Oleh karena itu, menurut keputusan perpanjangan kontrak karya 
freeport jelas dzolim dan bertentangan dengan syariat Islam. Sebab dalam
 Islam barang tambang terkategori kepemilikan umum yang tidak boleh atau
 haram hukumnya diprivatisasi.
“Jika pengelolaan tambang dan energi dilaksanakan sesuai tuntunan 
syariah maka akan sangat mungkin kesejahteraan rakyat terwujud. Sebab, 
semuanya akan dikelola oleh negara secara profesional yang keuntungannya
 akan dikembalikan kepada rakyat dalam bentuk penyediaan pelayanan 
publik, seperti pendidikan, kesehatan, transportasi dan yang lain secara
 gratis. Inilah pentingnya perjuangan penegakan syariah dalam bingkai 
Khilafah dalam konteks Indonesia. InsyaAllah akan membuat sejahtera 
rakyat,”jelasnya.
Simpang Siur
Perpanjangan kontrak karya PT Freeport Indonesia, bukan sekedar isu 
ekonomi tapi juga politis. Tidak mengherankan, antar pejabat pemerintah 
sendiri saling bertentangan. Menteri Koordinator Perekonomian Chairul 
Tanjung sendiri membantah pernyataan pejabat di Kementerian ESDM soal 
keputusan pemerintah memperpanjang kontrak karya dengan PT Freeport 
Indonesia.
Seperti yang diberitakan Kompas online Senin (9/6) , Chairul 
menegaskan bahwa kewenangan memperpanjang kontrak Freeport hanya bisa 
dilakukan oleh pemerintahan baru mendatang.

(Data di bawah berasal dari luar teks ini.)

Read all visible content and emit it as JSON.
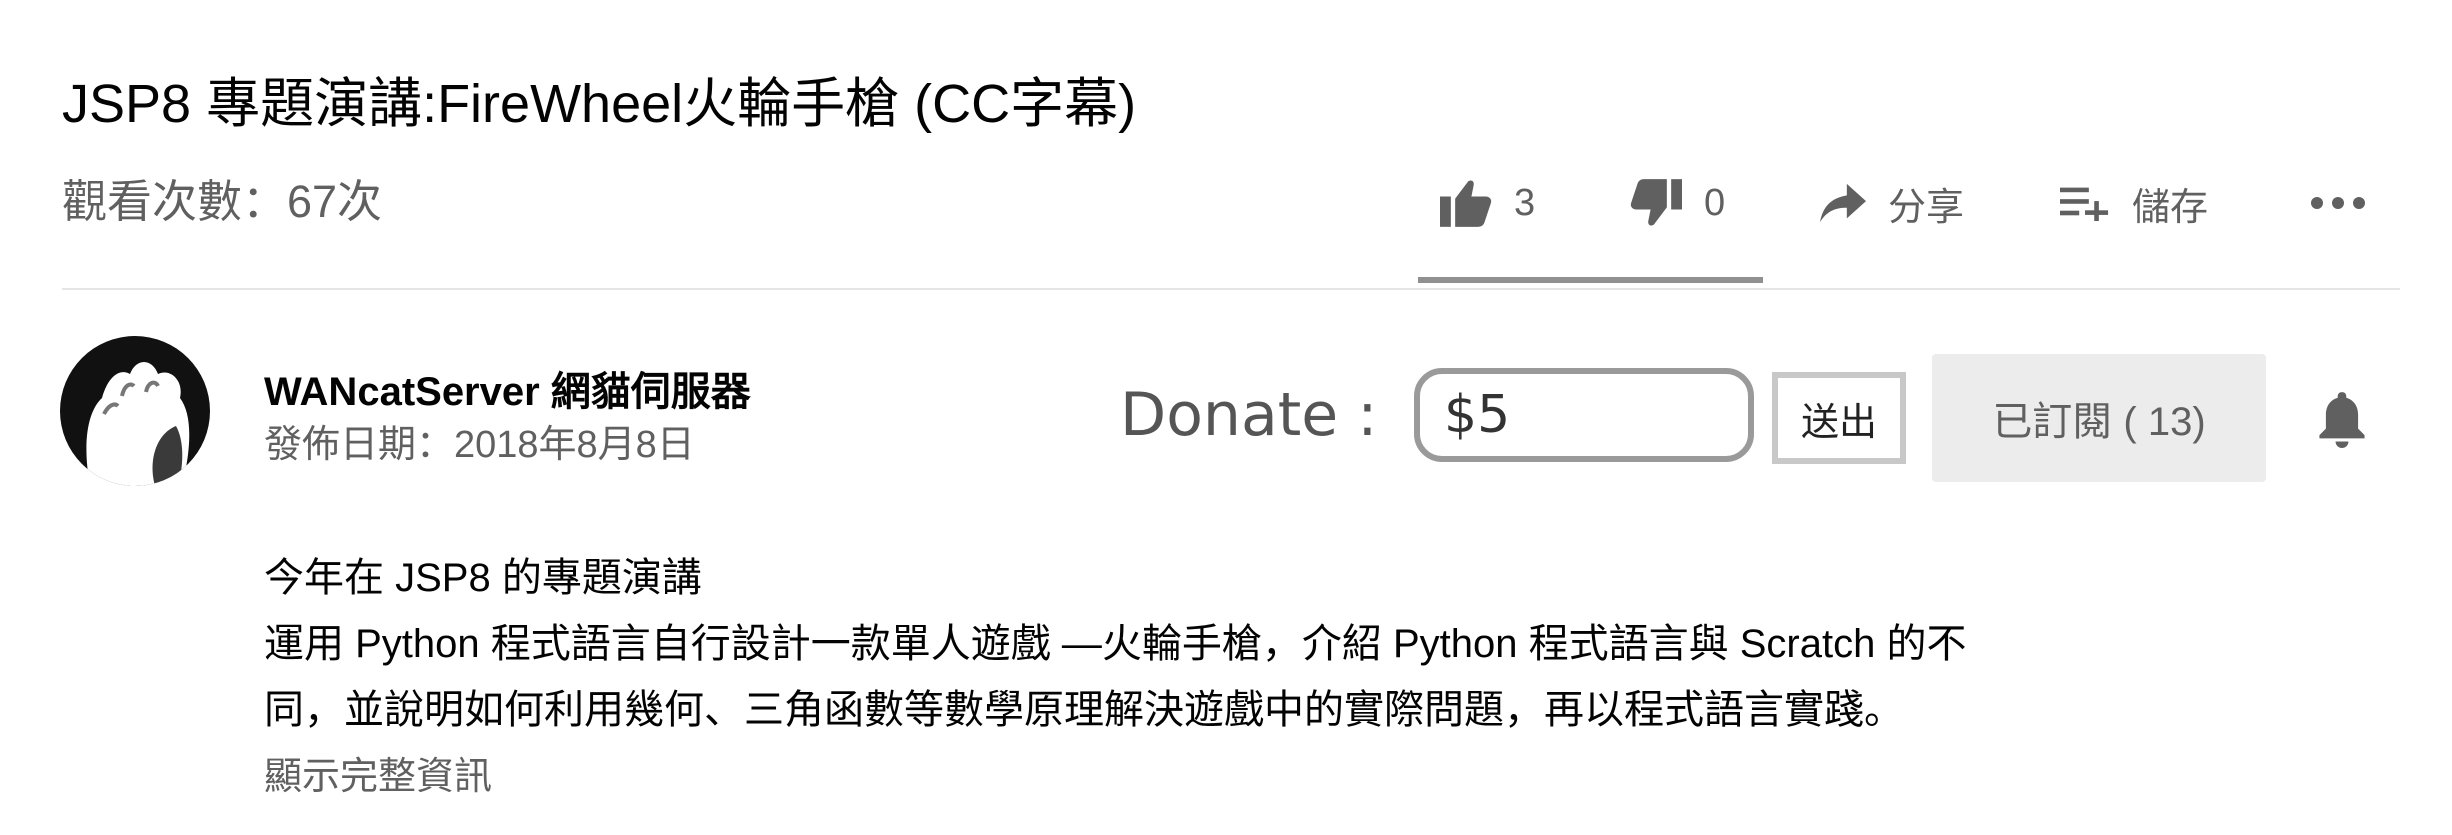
{
  "video": {
    "title": "JSP8 專題演講:FireWheel火輪手槍 (CC字幕)",
    "views": "觀看次數：67次"
  },
  "actions": {
    "like_count": "3",
    "dislike_count": "0",
    "share_label": "分享",
    "save_label": "儲存",
    "like_ratio": 1.0,
    "icons": [
      "thumb-up-icon",
      "thumb-down-icon",
      "share-arrow-icon",
      "playlist-add-icon",
      "more-horiz-icon"
    ]
  },
  "channel": {
    "name": "WANcatServer 網貓伺服器",
    "published": "發佈日期：2018年8月8日",
    "avatar_icon": "cat-paw-icon"
  },
  "donate": {
    "label": "Donate :",
    "value": "$5",
    "send_label": "送出"
  },
  "subscribe": {
    "label": "已訂閱 ( 13)",
    "bell_icon": "bell-icon"
  },
  "description": {
    "lines": [
      "今年在 JSP8 的專題演講",
      "運用 Python 程式語言自行設計一款單人遊戲 —火輪手槍，介紹 Python 程式語言與 Scratch 的不",
      "同，並說明如何利用幾何、三角函數等數學原理解決遊戲中的實際問題，再以程式語言實踐。"
    ],
    "show_more": "顯示完整資訊"
  },
  "colors": {
    "text_primary": "#030303",
    "text_secondary": "#606060",
    "subscribed_bg": "#ececec",
    "sentiment_bar": "#909090",
    "divider": "#e5e5e5"
  }
}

“Enggak, saya rasa itu keterangan tidak benar, bahwa kewenangan 
perpanjangan kontrak Freeport itu pada pemerintahan yang akan datang, 
karena aturannya menyatakan perpanjangan hanya bisa dilakukan dua tahun 
sebelum kontrak itu berakhir,” ujar Chairul di Istana Negara, Jakarta, 
Senin (9/6/2014).
Chairul menjelaskan, kontrak karya Freeport seharusnya selesai pada 
tahun 2021. Untuk memperpanjang kontrak, katanya, harus dilakukan dua 
tahun sebelum kontrak berakhir, yakni tahun 2019. Oleh karena itu, 
Chairul memastikan keputusan kelanjutan kontrak karya Freeport akan 
menjadi wewenang penuh pemerintahan yang akan datang.
Pernyataan Chairul ini berbeda dengan penyataan Direktur Jenderal 
Mineral dan Batubara Kementerian ESDM Sukhyar pada Jumat (6/6/2014). 
Sukhyar mengakui perpanjangan kontrak Freeport memang baru bisa 
dilakukan pada tahun 2019. Namun, pemerintah akan menjamin kesepakatan 
perpanjangan kontrak itu dalam sebuah memorandum of understanding (MoU) 
terlebih dulu.
MoU itu akan diteken sebelum masa pemerintahan Presiden Susilo 
Bambang Yudhoyono ini berakhir. Keputusan itu, menurut Sukhyar, diambil 
untuk memberikan kepastian bagi investor asing mengingat dana investasi 
yang dibenamkan Freeport mencapai 15 miliar dollar AS.
Kuatnya tekanan Amerika, lepas dari kapan waktunya ditandatangani, 
dipastikan  perpanjangan kontrak karya Freeportnya akan dilaksanakan. 
Apalagi, baik rezim sekarang ataupun capres yang akan datang, tidak ada 
yang secara terbuka dan tegas menolak perpanjangan Freeport ini.